Additional safety and efficiency can be gleaned through implementation of the newest frontier of medication administration safety—integration of eMAR and BCMA with “smart” infusion pump programming or bar code–enabled IV (BCIV). In an emergent situation, the nurse relies on memory and limited notes to retrospectively document the infusions administered, a time-consuming process. However, with BCIV, the infusion data, titrations, and time stamps are captured on the pump throughout the episode as the nurse scans through each infusion. The system associates the information with physiologic and hemodynamic data from cardiac monitors. The nurse can quickly review the synched data, revise it if necessary, and sign the electronic record, reducing post-code documentation time to just minutes.

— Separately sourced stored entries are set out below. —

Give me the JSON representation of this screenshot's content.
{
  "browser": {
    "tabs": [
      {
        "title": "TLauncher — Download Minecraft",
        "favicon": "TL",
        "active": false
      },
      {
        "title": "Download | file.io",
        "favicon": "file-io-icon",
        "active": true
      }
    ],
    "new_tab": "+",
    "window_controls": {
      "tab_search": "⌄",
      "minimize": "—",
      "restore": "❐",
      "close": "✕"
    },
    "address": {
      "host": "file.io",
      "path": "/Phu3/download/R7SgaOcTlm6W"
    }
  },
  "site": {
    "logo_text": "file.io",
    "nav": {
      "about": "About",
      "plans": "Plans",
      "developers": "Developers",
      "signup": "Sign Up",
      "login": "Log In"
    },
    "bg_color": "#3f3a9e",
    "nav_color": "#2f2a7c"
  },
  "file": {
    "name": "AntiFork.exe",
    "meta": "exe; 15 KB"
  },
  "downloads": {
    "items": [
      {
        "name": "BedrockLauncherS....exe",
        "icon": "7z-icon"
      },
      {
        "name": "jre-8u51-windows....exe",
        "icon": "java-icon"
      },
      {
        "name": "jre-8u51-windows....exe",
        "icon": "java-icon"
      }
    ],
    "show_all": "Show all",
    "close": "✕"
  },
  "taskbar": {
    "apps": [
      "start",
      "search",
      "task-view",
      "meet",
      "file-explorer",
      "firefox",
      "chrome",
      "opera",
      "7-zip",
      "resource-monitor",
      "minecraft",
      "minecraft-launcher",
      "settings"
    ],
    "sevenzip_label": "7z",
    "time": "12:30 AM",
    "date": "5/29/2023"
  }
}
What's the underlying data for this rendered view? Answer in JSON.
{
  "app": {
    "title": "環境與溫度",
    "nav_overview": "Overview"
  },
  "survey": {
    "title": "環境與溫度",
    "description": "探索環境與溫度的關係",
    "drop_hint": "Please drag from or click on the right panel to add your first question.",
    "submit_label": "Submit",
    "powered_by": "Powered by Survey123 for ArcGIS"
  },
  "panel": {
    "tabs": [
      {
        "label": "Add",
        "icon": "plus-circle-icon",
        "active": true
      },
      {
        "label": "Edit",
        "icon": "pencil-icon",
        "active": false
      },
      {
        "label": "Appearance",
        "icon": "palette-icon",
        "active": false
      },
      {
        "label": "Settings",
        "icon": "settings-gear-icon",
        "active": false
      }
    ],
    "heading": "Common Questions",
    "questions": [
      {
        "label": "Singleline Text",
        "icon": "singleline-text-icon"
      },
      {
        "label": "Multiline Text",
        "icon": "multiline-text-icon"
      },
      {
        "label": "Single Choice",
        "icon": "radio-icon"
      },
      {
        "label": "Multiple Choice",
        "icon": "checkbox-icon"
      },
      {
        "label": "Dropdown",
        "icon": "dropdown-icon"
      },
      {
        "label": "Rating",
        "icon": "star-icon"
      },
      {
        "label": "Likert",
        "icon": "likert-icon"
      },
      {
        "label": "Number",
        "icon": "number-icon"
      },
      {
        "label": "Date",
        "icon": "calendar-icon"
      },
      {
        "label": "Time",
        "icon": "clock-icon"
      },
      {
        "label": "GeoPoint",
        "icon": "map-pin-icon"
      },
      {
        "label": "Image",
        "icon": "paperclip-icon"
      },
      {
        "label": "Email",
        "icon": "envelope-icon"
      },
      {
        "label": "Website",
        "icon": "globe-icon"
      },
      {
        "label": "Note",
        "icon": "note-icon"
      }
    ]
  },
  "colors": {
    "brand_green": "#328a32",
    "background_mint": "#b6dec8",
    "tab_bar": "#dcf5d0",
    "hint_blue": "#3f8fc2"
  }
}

A Step in the Right Direction
Notwithstanding the potential for clinical pharmacists to someday provide prospective medication order review in the ED, the next level of safety improvement requires broader, more complicated solutions that will be accompanied by hefty price tags and complex human factors issues. Despite the special requirements of emergency care, the path to safer medication administration in the ED ultimately must take a facility through the journey of CPOE and eMAR supported by assistive technology. As briefly touched on here, these projects present a host of operational challenges for the ED and require significant financial investment. Because addressing all of them at once is implausible, decisions must be made regarding where to begin. The current states of information technology infrastructure in individual organizations will be a determining factor, but given the relative costs and user-compliance hurdles that accompany CPOE relative to eMAR with bar coding, BCMA may offer greater opportunity than CPOE for rapid safety improvement.
Jamie Kelly is the president of Entropy Research, Inc, a marketing firm serving
the life science industry. Ms. Kelly is the
co-founder of the annual unSUMMIT for Bedside Barcoding educational conference
(www.unsummit.com). She may be contacted at firstname.lastname@example.org.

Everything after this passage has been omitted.